Annie Dillard once said, “How we spend our days is, of course, how we spend our lives.” What I’ve come to realize is that I spend a huge percentage of my days making up lists. Of things I must do. Of things I want to do. Of things I’ll never get to do. I make these lists in an attempt to bring order to the chaos that is my life.
I like the legitimacy of putting down something on a list. It means I’m committed to a task fulfilled, an intention kept. Groceries, gifts, errands… appointments, calls, social engagements… there is no formality to how they’re written. They are as basic as can be, just words on paper. Often they’re written on small scraps of Post-its with whatever I can get my hands on, pen if I’m lucky, pencil or even crayon if I’m not.
A day where everything on my to-do list is accomplished is rare; so very busy and productive am I. If I don’t write it down, I tell myself, I won’t remember. If I don’t write it down, it’s not important. And if there’s not a list of important things for me to take care of, then who am I and what am I worth? It’s embarrassing how satisfying I find crossing things off my list.
Most of the time the supermarket list sits on a pad on the kitchen counter. My Costco list lives under a magnet on the refrigerator. Too often they’re still there when I’m at the store. Work project lists wind up accompanying me to dinner, while the list of at least a dozen suspicious skin cancer sites on my body, carefully recorded for months, mysteriously disappears the day of my dermatologist appointment.
There’s a list of niggling, hateful chores thumb-tacked to my office wall, of tasks to be completed when I have nothing to do. Once a job spends more than a year on this list undone, I remove it, figuring I’ve been punished enough staring at it for twelve months. It’s time to accept I’m the kind of person whose linen closet will forever remain an awful mess and whose photo album awaits at least three years worth of happy occasions. What remains is daunting enough. I’ve got to write a letter to that expensive restaurant about how rude the maitre d’ was, and I must take four watches, broken since the last century, in to be repaired. It’s time to make up another set of house keys so I don’t have to squeeze the garage opener into my purse whenever I go out and don’t drive. And way past time to read the instruction manual for my digital camera. Yeah, that’ll happen.

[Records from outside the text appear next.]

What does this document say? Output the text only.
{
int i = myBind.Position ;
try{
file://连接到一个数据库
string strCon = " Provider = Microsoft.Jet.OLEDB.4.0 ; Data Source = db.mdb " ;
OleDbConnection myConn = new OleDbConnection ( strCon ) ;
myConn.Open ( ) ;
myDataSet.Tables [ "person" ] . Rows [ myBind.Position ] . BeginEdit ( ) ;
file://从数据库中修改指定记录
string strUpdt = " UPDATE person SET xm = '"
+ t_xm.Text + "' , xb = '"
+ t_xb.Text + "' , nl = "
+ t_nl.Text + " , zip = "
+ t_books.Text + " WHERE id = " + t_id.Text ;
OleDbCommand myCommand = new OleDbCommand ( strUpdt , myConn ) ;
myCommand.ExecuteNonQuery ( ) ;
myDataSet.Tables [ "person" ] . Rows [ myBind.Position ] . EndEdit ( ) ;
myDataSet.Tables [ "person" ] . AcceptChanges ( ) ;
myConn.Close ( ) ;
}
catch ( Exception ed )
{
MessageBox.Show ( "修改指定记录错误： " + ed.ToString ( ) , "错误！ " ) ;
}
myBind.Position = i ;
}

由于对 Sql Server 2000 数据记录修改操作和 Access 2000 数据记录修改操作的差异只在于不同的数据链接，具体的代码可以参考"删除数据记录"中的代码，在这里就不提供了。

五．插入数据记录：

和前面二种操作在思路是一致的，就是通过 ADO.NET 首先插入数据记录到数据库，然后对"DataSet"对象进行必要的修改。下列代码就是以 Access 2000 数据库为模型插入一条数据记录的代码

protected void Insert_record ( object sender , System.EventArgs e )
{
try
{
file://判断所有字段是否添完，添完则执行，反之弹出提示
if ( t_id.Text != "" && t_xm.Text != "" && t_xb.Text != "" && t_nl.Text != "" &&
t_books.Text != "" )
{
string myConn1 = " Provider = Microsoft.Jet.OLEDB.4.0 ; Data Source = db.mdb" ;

There’s one more list I keep under my desk blotter, full of pleasurable things I’m going to treat myself to… soon. On it are the promise of six books, bought but unread, four movies, recommended and recorded but unwatched, five lunches with friends, promised but unscheduled, and five gift certificates for beauty treatments, gifted but unredeemed.
As I work on my latest list….of what I have to buy in preparation for Thanksgiving dinner… I remember Erma Bombeck talking about all those women on the Titanic who passed up dessert at dinner that fateful night, planning for the future. Life has a way of accelerating as we get older. The days get shorter and the lists of promises to ourselves gets longer. Join me in cutting the length of the items to be repaired and replaced on your lists this season… so we can more fully live the width of our lives as well.